Statements supporting this hypothesis have come up again and again in discussions with faculty. In fact, we predict that faculty response to the CSEQ graphs will be to try to boost the students' experiences with visual, oral and foreign language skill in their courses.
The CSEQ and ILP surveys served our initial purposes for analyzing college-level goals well but will need to be modified if they are to be used again. For more information about the surveys, click this link.
Where do we go from here?
Broaden the conversation on campus, using some of the graphs generated by our recent surveys to spark conversation.Continue to work to integrate the "literacies and skills" groups with each other and into a broader curricular review.Settling on the most important questions to ask in the curriculum review and the ways in which to ask them.Figuring out how to highlight and what to highlight about individuals' efforts in integrative learning so that their innovations can be intelligently transferred by other faculty.Consider the nexus of skills and literacies that naturally connect together and use these as ways to center discussions.Strive for more transparency in describing our overall, curricular, and course goals to ourselves and our students.
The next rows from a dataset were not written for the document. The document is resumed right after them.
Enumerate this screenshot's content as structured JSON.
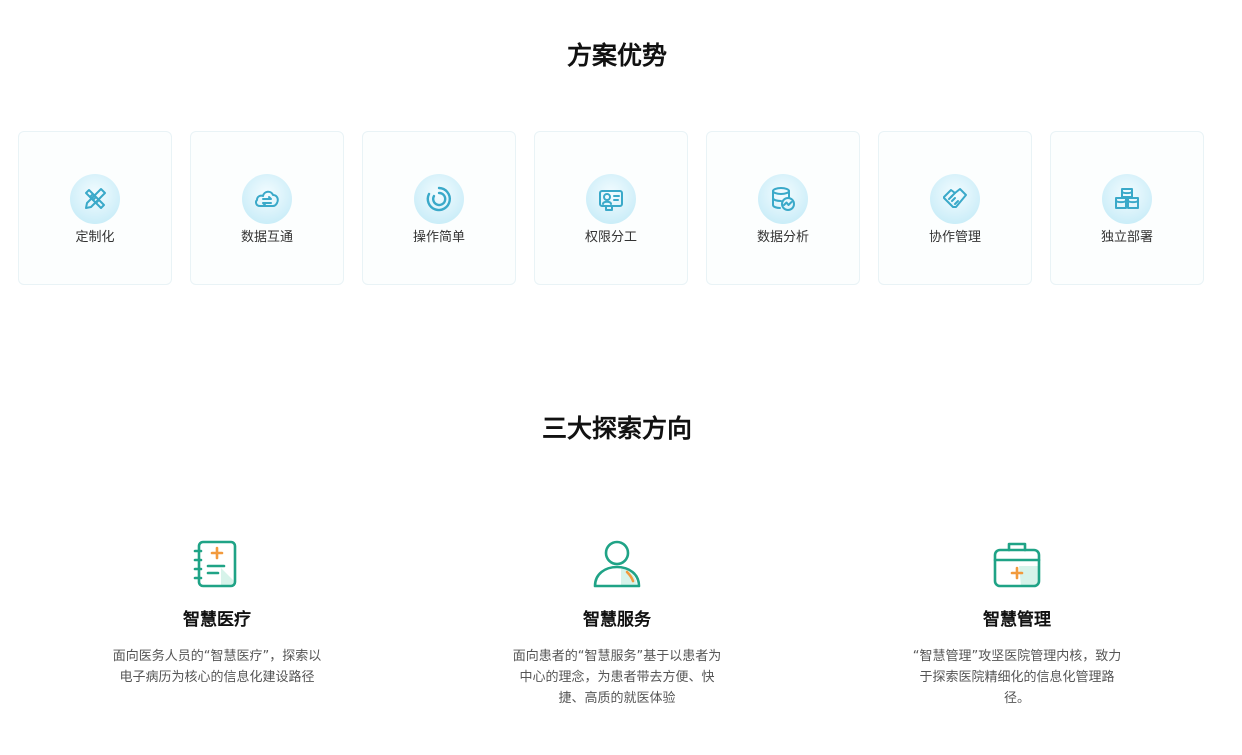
{
  "advantages": {
    "title": "方案优势",
    "items": [
      {
        "label": "定制化",
        "icon": "ruler-pencil-icon"
      },
      {
        "label": "数据互通",
        "icon": "cloud-sync-icon"
      },
      {
        "label": "操作简单",
        "icon": "spiral-icon"
      },
      {
        "label": "权限分工",
        "icon": "id-card-icon"
      },
      {
        "label": "数据分析",
        "icon": "database-chart-icon"
      },
      {
        "label": "协作管理",
        "icon": "handshake-icon"
      },
      {
        "label": "独立部署",
        "icon": "stacked-boxes-icon"
      }
    ]
  },
  "directions": {
    "title": "三大探索方向",
    "items": [
      {
        "title": "智慧医疗",
        "desc": "面向医务人员的“智慧医疗”，探索以电子病历为核心的信息化建设路径",
        "icon": "medical-notebook-icon"
      },
      {
        "title": "智慧服务",
        "desc": "面向患者的“智慧服务”基于以患者为中心的理念，为患者带去方便、快捷、高质的就医体验",
        "icon": "patient-user-icon"
      },
      {
        "title": "智慧管理",
        "desc": "“智慧管理”攻坚医院管理内核，致力于探索医院精细化的信息化管理路径。",
        "icon": "medical-kit-icon"
      }
    ]
  },
  "colors": {
    "icon_blue": "#3aa9c9",
    "icon_green": "#1fa386",
    "icon_orange": "#f29a3d"
  }
}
The CSEQ shows that students are less confused about what it means to communicate in writing than many of the other competencies we looked at. This result is not surprising, given the high profile of the writing program, the writing portfolio and the long term commitment of Carleton faculty to writing. We're making progress, and this is certain to be a theme of the curricular review.
(A relevant side note: Carleton is involved in a longitudinal assessment study that includes administration of the Collegiate Learning Assessment, an instrument that purports to measure gains in critical thinking. We will be interested in how the CLA results compare to the CSEQ and ILP data.)